The History Behind Iowa State’s Jack Trice Stadium

WATERLOO – A New York Times article on Iowa State’s Jack Trice Stadium included one fact that is sure to shock college football fans across the nation. I know it surprised me. Jack Trice Stadium in Ames is the only major college football stadium that is named after an African American. Given what is going on in our nation today, the story of Jack Trice is more important now than ever.

I admit that I didn’t know the tragic story of Iowa State offensive lineman Jack Trice. He was the first black athlete at Iowa State and played tackle for the Cyclones in the 1920s. The Times article points out that Trice was majoring in Animal Husbandry and wanted to head back south to help southern farmers upon his graduation. Instead, tragedy struck instead.

Jack Trice died on October 8th, 1923, two days after being trampled during a football game against Minnesota. Trice suffered severe bruising of his intestines and inflammation of his abdomen. The Times points out it was just the second varsity game of his career. Jack Trice died at the age of 21. Many question whether he was targeted during the game because of the color of his skin. There is no definitive proof that was the case. But the Times points out that many black players who played during the era of Jim Crow were injured severely.
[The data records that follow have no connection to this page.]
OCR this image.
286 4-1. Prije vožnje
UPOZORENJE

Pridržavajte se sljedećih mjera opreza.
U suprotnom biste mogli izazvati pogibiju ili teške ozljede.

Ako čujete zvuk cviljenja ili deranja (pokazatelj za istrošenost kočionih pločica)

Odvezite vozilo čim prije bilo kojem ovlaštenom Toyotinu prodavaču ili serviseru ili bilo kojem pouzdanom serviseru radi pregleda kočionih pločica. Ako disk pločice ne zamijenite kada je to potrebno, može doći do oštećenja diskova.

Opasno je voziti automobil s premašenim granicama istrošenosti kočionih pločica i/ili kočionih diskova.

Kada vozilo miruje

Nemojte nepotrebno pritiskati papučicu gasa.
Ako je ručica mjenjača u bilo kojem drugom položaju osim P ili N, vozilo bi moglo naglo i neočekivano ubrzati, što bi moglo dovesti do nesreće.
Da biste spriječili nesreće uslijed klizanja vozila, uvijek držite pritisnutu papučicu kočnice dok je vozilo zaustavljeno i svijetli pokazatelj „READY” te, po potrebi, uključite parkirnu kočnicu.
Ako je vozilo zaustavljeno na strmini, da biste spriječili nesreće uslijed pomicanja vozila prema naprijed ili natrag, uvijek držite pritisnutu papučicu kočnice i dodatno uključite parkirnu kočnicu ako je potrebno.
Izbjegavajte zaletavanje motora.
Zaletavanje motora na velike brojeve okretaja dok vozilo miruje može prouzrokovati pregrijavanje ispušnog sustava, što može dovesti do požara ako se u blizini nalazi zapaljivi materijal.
For nearly 50 years Jack Trice was forgotten at Iowa State. Then, students, both black and white, took up his cause and campaigned to get the stadium named for him. That fight lasted 24 years. In 1997, dedication finally came. Jack Trice Stadium became a reality. Flash forward to 2020. A year filled with racial divides that run deep. Iowa State remains the one major college football program to honor an African American on their stadium. One out of 130. Its time for those numbers to change.